Elles vont rarement aller voir un avocat, allez voir la police et si elles se confient, c'est au sein de la famille et parfois même au sein de leur belle-famille, la famille de leur mari qui est leur bourreau. Comment fait-on pour essayer, là encore, de faire changer les mentalités pour aider ces femmes à parler ?
Fatoumata Bernadette Sonko : Cela va passer par l'éducation parce que comme je vous l'ai dit, la socialisation différenciée fait que l’attente de la société envers les femmes, c'est comment réussir sa vie conjugale, Ça veut dire comment trouver un bon mari, comment s'occuper de son mari.
Dans ce contexte, les femmes sont biberonnées au silence. Elles sont éduquées à se taire, à subir tout ce qu'elles vivent dans leur ménage pour ne pas briser le ménage.
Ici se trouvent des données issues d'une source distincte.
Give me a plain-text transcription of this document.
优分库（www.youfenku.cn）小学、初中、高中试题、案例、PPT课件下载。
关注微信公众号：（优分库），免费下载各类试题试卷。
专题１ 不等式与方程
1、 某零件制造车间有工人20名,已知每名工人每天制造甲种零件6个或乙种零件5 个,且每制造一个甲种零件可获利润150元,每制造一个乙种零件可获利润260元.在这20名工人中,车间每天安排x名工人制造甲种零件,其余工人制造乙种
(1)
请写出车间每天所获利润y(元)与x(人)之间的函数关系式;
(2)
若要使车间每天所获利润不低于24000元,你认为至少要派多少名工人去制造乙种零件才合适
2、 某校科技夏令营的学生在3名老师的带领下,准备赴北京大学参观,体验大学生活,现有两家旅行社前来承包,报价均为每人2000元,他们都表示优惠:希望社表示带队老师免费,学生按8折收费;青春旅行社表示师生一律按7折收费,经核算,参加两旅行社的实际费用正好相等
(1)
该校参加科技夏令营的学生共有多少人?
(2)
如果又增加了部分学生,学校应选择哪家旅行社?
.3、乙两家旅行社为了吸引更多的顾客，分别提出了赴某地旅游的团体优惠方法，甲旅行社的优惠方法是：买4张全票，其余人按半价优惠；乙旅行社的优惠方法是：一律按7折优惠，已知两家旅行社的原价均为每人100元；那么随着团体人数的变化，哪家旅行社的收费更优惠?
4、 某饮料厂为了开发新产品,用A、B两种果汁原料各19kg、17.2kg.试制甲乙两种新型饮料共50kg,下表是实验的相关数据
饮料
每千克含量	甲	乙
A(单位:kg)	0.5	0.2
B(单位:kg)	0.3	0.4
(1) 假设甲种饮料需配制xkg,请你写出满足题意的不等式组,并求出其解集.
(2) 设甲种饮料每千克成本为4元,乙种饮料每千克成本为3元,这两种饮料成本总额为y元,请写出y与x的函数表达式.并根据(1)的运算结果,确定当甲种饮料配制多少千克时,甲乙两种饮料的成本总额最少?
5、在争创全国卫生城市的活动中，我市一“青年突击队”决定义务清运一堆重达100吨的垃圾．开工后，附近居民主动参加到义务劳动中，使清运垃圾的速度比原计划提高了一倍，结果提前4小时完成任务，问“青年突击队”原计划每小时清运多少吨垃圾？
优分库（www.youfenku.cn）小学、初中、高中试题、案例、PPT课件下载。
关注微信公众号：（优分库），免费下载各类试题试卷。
Parce que le mariage, ici, avant tout, ce sont deux familles qui se marient d'abord, avant les individus, et le mariage est une institution qui donne une respectabilité sociale à la femme. Qui que vous soyez, si vous n'êtes pas mariée, vous êtes considérée comme une femme incomplète.
Dans le contexte sénégalais, il y a ce qu'on appelle le sout oura. Ça veut dire : il faut avoir de la pudeur. C'est la discrétion. Le linge sale se lave en famille. Il faut tout cacher, on va régler tout en famille.
Donc, c'est très difficile pour les femmes de sortir pour parler de leurs problèmes. Quelques femmes ont essayé de dénoncer leurs bourreaux et elles se sont retrouvé bourreaux. Ça veut dire qu’elles ne sont plus les victimes, mais le tribunal populaire, le tribunal des réseaux sociaux en ont fait des bourreaux.
Il y a eu des femmes qui ont eu le courage d'aller porter plainte. Mais avant même de retourner à la maison, leur belle-famille a sorti leurs bagages dans la rue pour leur dire de partir parce qu'elles voulaient envoyer leur fils en prison.